Punicalagin und Zink

Punicalagin and zinc (II) ions inhibit the activity of SARS-CoV-2 3CL-protease in vitro

M.J. SAADH1, A.M. ALMAAYTAH1,2, M. ALARAJ1, M.F. DABABNEH1,
I. SA’ADEH3, S.M. ALDALAEN4, A.M. KHARSHID4, A. ALBOGHDADLY5, M. HAILAT6, A. KHALEEL7, K.D. AL-HAMAIDEH8, W. ABU DAYYIH7

1Faculty of Pharmacy, Middle East University, Amman, Jordan
2Faculty of Pharmacy, Jordan University of Science and Technology, Irbid, Jordan
3Department of Radiology, King Abdulaziz Medical City, National Guard Hospital, Riyadh, Saudi Arabia.
4Faculty of Pharmacy, Mutah University, Amman, Jordan
5Department of Pharmacy Practice, Pharmacy Program, Batterjee Medical College, Jeddah, Saudi Arabia
6Faculty of Pharmacy, Al-Zaytoonah University of Jordan, Amman, Jordan
7Faculty of Pharmacy and Medical Sciences, University of Petra, Amman, Jordan
8Department of Basic Medical Sciences, Faculty of Medicine, Al-Balqa Applied University, Amman, Jordan

Abstract
Background—Coronavirus 2019
(COVID-19) has now been declared as a world wide pandemic. Currently, no drugs have been endorsed for its treatment; in this manner, a pressing need has been developed for any antiviral drugs that will treat COVID-19. Corona viruses require the SARS-CoV-2 3CL-Protease (3CL-protease) for cleavage of its polyprotein to yield a single useful protein and assume a basic role in the disease progression.
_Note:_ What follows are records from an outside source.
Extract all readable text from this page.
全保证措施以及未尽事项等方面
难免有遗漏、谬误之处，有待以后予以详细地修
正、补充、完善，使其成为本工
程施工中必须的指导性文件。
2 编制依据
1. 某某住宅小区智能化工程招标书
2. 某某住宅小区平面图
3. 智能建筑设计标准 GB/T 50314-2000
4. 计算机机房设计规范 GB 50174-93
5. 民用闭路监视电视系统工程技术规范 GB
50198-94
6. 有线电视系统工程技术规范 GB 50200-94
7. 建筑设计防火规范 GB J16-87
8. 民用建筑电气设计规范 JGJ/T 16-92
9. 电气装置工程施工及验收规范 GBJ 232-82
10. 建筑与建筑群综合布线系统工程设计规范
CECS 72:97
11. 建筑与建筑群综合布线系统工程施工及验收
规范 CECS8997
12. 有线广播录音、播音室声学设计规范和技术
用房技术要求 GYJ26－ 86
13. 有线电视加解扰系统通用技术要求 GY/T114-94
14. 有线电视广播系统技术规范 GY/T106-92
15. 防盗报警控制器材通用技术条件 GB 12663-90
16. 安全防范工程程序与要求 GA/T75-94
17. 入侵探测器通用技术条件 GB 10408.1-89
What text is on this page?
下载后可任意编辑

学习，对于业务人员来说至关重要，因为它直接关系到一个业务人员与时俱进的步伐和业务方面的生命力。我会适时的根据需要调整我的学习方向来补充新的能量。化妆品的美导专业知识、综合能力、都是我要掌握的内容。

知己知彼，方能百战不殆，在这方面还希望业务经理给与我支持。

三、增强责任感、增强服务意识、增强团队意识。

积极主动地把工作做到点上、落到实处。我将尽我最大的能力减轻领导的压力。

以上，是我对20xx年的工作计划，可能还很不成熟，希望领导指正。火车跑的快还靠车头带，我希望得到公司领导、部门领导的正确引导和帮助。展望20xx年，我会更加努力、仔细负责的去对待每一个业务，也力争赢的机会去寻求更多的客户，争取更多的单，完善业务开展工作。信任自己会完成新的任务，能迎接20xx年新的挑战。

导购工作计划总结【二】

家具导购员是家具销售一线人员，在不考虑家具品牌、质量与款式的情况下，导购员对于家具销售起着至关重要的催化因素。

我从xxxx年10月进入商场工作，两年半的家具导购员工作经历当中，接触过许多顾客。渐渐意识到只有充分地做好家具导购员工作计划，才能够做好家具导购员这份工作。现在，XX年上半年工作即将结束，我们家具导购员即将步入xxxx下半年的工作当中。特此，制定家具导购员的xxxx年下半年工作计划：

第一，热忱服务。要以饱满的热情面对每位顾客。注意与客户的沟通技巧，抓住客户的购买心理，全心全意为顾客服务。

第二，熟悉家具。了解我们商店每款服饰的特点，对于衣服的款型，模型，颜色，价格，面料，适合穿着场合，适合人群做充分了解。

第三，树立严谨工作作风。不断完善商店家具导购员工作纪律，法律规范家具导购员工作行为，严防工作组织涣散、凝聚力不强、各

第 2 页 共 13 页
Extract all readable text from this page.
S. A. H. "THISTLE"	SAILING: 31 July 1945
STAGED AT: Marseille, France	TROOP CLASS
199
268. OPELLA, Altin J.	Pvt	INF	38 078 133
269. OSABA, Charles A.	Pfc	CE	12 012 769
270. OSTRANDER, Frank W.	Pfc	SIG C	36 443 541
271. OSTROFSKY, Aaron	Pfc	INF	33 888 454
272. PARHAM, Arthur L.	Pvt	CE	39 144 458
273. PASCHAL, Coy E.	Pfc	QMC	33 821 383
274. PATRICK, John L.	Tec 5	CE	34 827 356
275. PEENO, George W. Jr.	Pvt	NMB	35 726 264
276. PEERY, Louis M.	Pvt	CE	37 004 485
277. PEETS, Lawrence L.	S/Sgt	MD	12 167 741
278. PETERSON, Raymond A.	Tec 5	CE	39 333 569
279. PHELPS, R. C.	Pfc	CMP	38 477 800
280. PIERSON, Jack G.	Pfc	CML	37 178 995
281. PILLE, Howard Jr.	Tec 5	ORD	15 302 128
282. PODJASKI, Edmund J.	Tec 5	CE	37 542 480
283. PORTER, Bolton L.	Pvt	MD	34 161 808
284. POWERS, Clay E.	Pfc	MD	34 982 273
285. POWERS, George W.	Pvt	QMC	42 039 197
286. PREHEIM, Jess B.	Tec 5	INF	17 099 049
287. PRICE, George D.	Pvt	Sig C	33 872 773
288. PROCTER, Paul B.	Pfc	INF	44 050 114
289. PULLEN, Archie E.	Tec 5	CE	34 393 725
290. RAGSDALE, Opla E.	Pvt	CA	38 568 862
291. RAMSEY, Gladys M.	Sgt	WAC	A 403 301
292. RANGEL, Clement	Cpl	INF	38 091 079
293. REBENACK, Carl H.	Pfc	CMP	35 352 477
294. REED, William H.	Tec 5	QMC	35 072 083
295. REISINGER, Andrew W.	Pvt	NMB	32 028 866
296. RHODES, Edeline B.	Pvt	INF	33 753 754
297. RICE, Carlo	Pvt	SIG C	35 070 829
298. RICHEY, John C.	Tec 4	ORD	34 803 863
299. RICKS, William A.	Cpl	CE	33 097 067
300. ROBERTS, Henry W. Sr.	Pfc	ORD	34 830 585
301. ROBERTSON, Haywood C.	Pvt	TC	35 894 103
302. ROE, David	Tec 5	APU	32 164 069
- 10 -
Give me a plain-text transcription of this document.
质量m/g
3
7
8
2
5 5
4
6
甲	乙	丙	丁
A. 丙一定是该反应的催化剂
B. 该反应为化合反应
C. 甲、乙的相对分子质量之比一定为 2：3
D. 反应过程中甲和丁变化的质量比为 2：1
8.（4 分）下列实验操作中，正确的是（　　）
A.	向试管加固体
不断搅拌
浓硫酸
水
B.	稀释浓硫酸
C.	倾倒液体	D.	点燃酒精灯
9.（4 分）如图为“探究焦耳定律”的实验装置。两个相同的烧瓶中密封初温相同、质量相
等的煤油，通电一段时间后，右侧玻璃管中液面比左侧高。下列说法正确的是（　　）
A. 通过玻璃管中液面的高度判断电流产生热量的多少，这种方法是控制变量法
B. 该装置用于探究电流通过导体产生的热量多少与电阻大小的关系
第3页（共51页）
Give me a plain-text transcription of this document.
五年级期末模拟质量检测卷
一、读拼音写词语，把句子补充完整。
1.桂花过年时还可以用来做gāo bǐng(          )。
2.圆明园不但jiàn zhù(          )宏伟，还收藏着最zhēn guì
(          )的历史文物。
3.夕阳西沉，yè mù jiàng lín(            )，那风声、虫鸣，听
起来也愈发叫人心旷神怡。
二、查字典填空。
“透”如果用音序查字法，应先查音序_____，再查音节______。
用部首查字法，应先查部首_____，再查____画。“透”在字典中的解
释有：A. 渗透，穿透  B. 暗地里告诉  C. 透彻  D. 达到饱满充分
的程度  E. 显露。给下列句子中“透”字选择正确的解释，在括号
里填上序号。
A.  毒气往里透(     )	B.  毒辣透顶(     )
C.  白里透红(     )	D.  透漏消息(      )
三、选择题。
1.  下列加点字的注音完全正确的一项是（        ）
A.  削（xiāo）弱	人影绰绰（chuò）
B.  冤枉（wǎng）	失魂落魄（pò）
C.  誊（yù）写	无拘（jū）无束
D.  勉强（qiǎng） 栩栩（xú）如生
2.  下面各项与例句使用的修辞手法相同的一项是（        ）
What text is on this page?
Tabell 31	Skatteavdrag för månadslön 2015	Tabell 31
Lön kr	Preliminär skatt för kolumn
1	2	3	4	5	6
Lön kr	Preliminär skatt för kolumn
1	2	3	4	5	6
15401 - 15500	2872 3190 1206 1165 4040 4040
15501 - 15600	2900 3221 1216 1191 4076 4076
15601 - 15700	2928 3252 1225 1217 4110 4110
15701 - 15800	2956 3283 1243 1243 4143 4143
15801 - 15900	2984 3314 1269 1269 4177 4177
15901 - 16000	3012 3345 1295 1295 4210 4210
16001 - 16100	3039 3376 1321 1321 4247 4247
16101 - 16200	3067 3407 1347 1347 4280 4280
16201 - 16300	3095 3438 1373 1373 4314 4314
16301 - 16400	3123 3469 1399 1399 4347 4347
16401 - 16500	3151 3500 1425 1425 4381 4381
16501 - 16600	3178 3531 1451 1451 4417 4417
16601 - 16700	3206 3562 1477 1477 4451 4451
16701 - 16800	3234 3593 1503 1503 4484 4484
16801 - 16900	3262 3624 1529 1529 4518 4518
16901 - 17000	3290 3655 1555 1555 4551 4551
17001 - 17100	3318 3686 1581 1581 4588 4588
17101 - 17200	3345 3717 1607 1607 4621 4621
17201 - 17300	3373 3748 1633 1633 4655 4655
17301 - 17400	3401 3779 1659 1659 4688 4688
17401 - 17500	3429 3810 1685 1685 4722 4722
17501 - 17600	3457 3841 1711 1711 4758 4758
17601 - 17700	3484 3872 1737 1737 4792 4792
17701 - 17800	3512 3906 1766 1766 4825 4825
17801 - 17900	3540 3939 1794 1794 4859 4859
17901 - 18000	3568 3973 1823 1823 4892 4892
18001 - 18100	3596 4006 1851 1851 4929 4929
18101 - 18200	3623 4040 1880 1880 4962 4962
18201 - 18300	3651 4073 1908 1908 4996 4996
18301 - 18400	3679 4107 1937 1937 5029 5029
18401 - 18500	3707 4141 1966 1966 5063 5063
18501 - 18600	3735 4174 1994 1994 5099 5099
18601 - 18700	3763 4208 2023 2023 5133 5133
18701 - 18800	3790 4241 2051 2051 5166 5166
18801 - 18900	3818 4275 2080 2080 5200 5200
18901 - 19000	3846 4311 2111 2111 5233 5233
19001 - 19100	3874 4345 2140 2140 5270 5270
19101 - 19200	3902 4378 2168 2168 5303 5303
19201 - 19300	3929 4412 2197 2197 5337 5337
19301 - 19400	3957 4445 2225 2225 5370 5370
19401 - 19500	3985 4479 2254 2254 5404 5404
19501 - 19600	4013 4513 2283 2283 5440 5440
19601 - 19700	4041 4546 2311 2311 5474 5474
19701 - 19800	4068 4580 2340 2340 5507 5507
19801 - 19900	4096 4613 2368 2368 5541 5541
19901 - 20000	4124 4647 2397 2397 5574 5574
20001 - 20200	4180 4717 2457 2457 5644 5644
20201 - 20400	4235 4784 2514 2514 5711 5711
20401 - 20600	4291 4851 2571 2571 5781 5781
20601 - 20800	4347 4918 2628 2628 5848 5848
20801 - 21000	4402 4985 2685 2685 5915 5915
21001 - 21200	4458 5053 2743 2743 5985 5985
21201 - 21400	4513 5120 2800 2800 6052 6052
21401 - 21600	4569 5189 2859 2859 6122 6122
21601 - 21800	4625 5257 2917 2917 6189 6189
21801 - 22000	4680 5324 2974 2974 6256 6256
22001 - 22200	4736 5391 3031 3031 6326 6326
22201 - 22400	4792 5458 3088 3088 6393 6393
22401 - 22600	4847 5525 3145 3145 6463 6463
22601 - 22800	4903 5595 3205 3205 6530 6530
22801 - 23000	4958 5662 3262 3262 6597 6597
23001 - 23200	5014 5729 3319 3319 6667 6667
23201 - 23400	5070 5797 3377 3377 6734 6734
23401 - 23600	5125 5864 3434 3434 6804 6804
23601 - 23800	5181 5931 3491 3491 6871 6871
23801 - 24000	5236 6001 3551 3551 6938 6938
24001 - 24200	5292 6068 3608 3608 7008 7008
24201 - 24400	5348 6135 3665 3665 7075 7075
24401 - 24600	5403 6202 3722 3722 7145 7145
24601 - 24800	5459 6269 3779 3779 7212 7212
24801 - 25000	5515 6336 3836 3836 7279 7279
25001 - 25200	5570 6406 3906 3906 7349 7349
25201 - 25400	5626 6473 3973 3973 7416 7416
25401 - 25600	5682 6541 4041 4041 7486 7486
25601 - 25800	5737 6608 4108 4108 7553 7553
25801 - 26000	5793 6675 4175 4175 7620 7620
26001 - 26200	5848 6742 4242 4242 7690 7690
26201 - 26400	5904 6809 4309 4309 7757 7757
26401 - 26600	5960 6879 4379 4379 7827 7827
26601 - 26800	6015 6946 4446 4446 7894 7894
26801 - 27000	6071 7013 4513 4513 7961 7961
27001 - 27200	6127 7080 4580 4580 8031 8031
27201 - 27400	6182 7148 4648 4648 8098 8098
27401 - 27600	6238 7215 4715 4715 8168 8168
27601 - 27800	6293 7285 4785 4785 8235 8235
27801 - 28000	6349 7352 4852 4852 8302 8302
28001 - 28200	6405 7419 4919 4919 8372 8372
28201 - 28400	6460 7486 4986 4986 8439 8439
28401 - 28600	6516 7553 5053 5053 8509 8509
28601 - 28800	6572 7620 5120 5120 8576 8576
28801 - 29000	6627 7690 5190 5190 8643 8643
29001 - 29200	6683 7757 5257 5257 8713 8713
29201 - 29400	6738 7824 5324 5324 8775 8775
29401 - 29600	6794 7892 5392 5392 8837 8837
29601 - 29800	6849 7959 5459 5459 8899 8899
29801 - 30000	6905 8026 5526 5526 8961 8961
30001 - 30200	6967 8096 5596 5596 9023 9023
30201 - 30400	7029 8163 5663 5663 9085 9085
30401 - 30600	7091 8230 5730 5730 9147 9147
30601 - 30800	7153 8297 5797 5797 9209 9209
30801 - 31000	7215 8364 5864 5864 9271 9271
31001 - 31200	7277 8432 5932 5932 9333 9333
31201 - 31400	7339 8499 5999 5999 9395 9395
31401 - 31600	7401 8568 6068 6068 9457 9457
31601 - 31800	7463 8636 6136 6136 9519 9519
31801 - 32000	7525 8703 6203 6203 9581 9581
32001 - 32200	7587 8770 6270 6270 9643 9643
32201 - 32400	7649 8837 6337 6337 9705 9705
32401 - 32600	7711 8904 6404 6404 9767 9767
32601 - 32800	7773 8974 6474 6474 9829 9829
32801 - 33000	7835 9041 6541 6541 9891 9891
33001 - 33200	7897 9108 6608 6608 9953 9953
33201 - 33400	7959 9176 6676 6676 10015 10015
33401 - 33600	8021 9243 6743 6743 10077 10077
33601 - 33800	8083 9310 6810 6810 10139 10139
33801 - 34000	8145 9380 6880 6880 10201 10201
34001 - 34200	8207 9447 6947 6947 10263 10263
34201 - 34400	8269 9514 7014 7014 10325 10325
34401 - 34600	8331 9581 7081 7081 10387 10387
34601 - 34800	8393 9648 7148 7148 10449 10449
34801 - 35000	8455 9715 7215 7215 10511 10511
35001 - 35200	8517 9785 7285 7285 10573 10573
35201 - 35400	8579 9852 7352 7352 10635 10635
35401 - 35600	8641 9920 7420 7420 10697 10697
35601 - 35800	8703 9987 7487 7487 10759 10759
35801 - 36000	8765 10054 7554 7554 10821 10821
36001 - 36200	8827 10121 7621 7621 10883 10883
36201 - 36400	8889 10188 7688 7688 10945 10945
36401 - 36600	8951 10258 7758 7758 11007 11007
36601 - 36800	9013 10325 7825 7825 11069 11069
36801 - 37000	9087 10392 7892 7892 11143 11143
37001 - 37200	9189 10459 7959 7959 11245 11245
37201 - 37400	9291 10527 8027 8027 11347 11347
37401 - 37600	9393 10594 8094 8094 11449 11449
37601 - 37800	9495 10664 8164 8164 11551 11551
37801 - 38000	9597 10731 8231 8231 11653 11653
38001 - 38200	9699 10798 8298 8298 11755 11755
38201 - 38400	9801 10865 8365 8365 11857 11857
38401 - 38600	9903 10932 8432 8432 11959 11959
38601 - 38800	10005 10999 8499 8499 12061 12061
In this study, we demonstrated that punicalagin, the fundamental active element of pomegranate in addition to the combination of punicalagin with zinc (Zn) II, appear to show powerful inhibitory activity against SARS-CoV-2.
MATERIALS AND METHODS: The 3CL protease assay kit was used to quantify 3CL protease action. The tetrazolium dye, MTS, was used to evaluate cytotoxicity.
RESULTS: Punicalagin showed inhibitory action against the 3CL-protease in a dose-dependent manner, and IC50 was found to be
6.192 μg/ml for punicalagin. Punicalagin (10 µg/mL) demonstrated a significant inhibitory activity toward 3CL-protease activity (p < 0.001),
yet when punicalagin is combined with zinc sulfate monohydrate (punicalagin/Zn-II) extremely strong 3CL-protease activity (p < 0.001) was obtained. The action of 3CL-protease with punicalagin/Zn-II was decreased by approximately 4.4-fold in contrast to only punicalagin (10 µg/mL). Likewise, we did not notice any significant cytotoxicity caused by punicalagin, Zn-II, or punicalagin/Zn-II.
CONCLUSIONS: We suggest that these compounds could be used as potential antiviral drugs against COVID-19.

Key Words: Punicalagin, Zinc II, SARS-CoV-2 3CL-Protease, SARS-CoV-2, COVID-19.